A chromosomal loop anchor mediates bacterial genome organization

Hi-C and live-imaging data show that nucleoprotein complexes containing the transcription factor Rok interact over long distances in the bacterium Bacillus subtilis. Rok-dependent interactions contribute to anchored chromosomal loop formation. Nucleoprotein complexes play an integral role in genome organization of both eukaryotes and prokaryotes. Apart from their role in locally structuring and compacting DNA, several complexes are known to influence global organization by mediating long-range anchored chromosomal loop formation leading to spatial segregation of large sections of DNA. Such megabase-range interactions are ubiquitous in eukaryotes, but have not been demonstrated in prokaryotes. Here, using a genome-wide sedimentation-based approach, we found that a transcription factor, Rok, forms large nucleoprotein complexes in the bacterium Bacillus subtilis. Using chromosome conformation capture and live-imaging of DNA loci, we show that these complexes robustly interact with each other over large distances.
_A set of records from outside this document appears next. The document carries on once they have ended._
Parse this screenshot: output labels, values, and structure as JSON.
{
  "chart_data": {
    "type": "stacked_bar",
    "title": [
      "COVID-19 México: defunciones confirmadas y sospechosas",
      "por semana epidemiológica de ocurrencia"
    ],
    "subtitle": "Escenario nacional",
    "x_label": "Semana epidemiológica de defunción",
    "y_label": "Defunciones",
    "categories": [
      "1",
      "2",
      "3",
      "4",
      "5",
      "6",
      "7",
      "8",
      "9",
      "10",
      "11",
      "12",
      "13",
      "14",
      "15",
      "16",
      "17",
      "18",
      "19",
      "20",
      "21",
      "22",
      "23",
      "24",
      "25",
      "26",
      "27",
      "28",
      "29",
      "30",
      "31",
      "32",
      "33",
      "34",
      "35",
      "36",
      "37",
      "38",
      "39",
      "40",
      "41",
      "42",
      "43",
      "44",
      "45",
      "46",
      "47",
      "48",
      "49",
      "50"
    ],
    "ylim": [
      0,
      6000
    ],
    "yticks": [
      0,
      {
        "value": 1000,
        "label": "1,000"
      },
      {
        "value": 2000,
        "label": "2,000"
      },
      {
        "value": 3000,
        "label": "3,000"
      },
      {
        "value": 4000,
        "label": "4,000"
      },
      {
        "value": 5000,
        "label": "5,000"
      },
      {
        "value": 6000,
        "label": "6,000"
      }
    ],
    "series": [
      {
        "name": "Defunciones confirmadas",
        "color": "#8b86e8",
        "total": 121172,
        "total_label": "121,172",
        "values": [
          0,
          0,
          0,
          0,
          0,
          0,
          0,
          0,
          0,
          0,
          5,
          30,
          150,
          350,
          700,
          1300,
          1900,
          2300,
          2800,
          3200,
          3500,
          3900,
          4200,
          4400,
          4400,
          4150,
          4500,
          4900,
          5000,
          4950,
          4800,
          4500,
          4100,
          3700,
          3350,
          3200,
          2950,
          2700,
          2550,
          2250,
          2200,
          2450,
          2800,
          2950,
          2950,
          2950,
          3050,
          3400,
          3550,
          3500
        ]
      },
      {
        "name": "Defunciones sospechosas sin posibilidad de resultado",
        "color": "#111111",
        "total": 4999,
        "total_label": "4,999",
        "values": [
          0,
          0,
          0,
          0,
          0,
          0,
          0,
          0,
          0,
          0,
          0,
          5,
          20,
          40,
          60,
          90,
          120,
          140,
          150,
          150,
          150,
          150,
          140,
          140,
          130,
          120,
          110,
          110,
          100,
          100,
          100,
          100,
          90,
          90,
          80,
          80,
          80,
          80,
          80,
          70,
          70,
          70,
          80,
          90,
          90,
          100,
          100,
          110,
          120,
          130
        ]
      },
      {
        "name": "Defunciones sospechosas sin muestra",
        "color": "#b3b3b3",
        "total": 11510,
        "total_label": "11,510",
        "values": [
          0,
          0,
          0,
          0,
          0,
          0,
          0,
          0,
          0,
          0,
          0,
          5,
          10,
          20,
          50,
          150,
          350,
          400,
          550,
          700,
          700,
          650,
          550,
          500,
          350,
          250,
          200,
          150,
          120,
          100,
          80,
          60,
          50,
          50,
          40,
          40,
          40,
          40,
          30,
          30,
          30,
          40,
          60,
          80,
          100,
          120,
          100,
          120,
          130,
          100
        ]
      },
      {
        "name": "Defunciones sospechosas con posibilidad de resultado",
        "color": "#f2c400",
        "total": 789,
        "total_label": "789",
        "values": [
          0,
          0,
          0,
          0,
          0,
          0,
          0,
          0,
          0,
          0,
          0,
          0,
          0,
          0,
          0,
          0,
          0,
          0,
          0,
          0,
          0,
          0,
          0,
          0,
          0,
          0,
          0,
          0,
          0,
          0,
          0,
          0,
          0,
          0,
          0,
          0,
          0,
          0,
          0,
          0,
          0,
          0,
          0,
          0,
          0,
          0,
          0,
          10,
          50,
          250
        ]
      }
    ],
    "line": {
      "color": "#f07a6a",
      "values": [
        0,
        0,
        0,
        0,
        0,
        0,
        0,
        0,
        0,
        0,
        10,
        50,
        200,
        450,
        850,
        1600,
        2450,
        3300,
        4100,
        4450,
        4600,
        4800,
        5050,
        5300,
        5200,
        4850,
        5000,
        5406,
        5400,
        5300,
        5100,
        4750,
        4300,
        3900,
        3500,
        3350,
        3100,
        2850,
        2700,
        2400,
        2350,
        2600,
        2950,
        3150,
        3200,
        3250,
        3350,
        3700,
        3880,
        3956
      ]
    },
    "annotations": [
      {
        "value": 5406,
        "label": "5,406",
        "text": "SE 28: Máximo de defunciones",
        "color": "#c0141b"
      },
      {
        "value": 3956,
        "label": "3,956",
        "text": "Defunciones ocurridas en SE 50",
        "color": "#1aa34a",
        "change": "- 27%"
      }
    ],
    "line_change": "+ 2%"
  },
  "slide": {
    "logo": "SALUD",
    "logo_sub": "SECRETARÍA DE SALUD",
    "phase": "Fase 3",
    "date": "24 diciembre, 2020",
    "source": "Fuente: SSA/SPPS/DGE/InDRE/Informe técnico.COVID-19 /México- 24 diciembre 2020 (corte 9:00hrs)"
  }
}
Importantly, these Rok-dependent long-range interactions lead to anchored chromosomal loop formation, thereby spatially isolating large sections of DNA, as previously observed for insulator proteins in eukaryotes.

Automated summary

A study reveals the existence of large nucleoprotein complexes formed by the transcription factor Rok in the bacterium Bacillus subtilis. These complexes can interact with each other over long distances and lead to the formation of chromosomal loops, spatially isolating large sections of DNA.